Runge-Kutta methods are affine equivariant: applying a method before or after an affine change of variables yields the same numerical trajectory. However, for some applications, one would like to perform numerical integration after a quadratic change of variables. For example, in Lie-Poisson reduction, a quadratic transformation reduces the number of variables in a Hamiltonian system, yielding a more efficient representation of the dynamics. Unfortunately, directly applying a symplectic Runge-Kutta method to the reduced system generally does not preserve its Hamiltonian structure, so many proposed techniques require computing numerical trajectories of the original, unreduced system. In this paper, we study when a Runge-Kutta method in the original variables descends to a numerical integrator expressible entirely in terms of the quadratically transformed variables. In particular, we show that symplectic diagonally implicit Runge-Kutta (SyDIRK) methods, applied to a quadratic projectable vector field, are precisely the Runge-Kutta methods that descend to a method (generally not of Runge-Kutta type) in the projected variables. We illustrate our results with several examples in both conservative and non-conservative dynamics.

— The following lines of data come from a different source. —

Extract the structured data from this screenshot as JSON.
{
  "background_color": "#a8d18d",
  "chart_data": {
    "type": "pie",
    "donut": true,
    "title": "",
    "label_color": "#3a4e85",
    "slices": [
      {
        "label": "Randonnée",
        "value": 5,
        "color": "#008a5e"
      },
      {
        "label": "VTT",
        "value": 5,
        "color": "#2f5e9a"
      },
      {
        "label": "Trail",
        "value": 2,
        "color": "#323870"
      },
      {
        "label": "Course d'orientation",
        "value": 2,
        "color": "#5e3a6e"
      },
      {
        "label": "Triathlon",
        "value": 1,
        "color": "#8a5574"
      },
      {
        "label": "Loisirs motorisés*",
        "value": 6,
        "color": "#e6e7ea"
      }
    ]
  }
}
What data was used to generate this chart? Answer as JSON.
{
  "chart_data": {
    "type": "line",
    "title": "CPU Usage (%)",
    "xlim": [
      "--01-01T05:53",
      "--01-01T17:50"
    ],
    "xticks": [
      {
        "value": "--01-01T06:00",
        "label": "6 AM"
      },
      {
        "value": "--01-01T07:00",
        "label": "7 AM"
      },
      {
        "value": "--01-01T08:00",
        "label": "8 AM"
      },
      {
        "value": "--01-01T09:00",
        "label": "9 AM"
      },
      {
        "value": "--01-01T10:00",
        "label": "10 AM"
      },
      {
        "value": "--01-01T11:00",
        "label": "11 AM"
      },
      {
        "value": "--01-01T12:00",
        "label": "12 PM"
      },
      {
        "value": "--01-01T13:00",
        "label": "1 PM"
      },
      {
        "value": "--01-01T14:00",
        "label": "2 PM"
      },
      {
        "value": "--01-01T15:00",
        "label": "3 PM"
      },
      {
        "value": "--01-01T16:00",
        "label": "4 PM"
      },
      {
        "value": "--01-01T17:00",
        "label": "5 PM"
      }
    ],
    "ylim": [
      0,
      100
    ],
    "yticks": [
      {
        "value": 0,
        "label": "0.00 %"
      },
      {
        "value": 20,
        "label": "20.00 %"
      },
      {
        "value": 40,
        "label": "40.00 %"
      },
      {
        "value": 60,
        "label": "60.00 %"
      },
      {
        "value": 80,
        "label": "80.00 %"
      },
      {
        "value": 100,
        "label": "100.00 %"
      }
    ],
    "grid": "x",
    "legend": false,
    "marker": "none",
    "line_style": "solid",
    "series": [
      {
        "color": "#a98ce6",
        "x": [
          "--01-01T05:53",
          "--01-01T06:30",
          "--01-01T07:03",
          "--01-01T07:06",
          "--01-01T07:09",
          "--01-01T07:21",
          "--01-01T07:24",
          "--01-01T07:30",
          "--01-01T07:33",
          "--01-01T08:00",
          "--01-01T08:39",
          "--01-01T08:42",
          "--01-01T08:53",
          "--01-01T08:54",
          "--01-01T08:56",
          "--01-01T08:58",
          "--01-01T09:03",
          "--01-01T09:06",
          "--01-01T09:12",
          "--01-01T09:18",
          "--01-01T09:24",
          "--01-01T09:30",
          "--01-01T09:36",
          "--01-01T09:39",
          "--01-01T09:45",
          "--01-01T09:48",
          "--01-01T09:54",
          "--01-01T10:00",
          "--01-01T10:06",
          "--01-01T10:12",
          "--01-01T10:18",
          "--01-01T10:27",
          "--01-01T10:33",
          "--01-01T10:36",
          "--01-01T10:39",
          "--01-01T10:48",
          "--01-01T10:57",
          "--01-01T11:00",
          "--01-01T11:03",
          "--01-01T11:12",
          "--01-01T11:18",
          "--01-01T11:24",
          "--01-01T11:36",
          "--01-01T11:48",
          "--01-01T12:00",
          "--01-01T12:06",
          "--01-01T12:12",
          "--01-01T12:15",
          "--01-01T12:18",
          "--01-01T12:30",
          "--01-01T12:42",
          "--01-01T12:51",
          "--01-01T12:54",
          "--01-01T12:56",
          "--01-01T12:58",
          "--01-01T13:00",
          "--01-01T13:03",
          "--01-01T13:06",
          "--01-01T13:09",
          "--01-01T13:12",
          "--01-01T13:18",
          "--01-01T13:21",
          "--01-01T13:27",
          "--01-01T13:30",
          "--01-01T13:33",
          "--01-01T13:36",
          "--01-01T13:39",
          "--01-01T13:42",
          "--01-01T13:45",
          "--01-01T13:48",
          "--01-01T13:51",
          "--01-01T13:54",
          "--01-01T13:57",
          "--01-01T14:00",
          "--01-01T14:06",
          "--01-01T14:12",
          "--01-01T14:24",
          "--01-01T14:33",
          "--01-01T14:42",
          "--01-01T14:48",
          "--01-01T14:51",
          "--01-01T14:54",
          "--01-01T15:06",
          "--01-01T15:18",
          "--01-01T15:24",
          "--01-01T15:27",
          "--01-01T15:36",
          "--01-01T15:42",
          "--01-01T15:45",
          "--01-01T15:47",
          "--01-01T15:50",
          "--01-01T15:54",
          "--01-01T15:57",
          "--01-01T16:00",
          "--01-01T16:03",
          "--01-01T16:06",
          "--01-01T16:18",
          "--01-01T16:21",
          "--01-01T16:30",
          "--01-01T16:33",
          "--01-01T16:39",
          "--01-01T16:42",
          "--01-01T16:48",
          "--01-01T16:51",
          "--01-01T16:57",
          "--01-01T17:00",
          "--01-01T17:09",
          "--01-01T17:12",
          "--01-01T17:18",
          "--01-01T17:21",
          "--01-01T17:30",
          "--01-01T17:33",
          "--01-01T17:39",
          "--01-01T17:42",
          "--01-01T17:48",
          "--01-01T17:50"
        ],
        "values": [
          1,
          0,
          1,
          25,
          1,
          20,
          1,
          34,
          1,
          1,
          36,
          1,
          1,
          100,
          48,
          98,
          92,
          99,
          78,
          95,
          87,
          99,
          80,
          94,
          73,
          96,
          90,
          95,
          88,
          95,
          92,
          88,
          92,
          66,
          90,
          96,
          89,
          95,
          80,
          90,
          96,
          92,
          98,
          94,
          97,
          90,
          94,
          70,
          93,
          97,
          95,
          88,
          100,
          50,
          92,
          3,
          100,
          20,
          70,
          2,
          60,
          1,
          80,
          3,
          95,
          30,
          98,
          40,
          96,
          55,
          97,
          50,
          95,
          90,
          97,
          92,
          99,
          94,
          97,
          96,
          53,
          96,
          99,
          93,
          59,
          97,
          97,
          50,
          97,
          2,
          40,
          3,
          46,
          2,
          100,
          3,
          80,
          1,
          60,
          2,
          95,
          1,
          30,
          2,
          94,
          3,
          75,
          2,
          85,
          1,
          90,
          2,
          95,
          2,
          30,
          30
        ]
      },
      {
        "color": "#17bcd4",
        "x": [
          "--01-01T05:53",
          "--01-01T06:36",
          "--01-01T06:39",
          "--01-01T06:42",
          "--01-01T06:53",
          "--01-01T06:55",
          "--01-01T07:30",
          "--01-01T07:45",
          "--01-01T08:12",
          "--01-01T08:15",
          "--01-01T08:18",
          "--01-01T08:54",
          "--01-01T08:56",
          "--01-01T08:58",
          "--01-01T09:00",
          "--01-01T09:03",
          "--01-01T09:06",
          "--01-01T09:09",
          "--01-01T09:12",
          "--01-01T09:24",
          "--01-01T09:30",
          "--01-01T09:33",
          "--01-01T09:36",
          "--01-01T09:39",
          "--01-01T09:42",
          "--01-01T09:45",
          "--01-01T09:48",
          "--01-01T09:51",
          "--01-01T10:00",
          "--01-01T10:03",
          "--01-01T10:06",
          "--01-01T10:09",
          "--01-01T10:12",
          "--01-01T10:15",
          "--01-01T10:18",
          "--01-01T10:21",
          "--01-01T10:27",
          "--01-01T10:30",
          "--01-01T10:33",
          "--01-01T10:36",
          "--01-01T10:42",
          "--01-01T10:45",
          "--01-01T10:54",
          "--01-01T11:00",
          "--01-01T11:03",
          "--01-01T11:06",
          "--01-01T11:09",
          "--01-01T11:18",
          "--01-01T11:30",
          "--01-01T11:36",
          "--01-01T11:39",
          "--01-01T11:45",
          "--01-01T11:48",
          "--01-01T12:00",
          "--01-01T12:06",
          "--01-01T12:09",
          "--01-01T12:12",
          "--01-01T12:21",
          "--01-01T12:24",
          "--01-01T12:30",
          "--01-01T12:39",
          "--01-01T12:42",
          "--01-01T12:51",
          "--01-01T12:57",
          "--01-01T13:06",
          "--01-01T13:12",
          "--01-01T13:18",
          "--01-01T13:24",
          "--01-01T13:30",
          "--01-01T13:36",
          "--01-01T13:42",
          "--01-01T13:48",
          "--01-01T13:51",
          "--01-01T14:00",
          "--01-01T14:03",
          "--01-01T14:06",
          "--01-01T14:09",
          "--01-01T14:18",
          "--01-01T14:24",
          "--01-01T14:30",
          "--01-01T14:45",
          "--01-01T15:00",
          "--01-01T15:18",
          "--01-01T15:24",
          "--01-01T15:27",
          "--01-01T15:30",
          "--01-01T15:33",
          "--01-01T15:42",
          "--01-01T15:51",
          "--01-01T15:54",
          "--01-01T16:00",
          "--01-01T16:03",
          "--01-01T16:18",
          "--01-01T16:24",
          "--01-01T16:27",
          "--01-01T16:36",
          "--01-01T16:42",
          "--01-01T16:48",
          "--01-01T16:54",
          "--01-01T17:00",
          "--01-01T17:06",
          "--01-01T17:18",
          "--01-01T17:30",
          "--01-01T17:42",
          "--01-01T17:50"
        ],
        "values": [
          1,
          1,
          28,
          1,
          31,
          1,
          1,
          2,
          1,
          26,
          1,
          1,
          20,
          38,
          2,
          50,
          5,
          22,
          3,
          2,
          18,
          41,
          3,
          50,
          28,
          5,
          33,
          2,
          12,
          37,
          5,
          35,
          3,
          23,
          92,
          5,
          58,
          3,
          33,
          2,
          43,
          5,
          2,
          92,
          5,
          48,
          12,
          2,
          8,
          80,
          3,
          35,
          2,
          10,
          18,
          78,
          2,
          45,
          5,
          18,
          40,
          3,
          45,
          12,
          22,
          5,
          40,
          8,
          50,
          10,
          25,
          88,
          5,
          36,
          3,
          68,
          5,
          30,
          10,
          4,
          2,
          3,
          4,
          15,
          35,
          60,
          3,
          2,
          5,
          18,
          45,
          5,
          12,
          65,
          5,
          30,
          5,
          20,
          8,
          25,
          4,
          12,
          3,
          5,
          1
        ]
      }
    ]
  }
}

翻译：龙格-库塔方法具有仿射等变性：在变量进行仿射变换前后应用该方法会得到相同的数值轨迹。然而，在某些应用中，人们希望在变量进行二次变换后进行数值积分。例如，在李-泊松约化中，二次变换可减少哈密顿系统中的变量数目，从而得到更高效的动力学表示。遗憾的是，直接将辛龙格-库塔方法应用于约化系统通常无法保持其哈密顿结构，因此许多现有技术需要计算原始未约化系统的数值轨迹。本文研究了当原始变量中的龙格-库塔方法可降阶为完全用二次变换变量表示的数值积分器的条件。特别地，我们证明了应用于二次可投影向量场的辛对角隐式龙格-库塔方法，正是那些能降阶为投影变量中数值方法（通常非龙格-库塔型）的龙格-库塔方法。我们通过保守与非保守动力学中的若干算例验证了所得结论。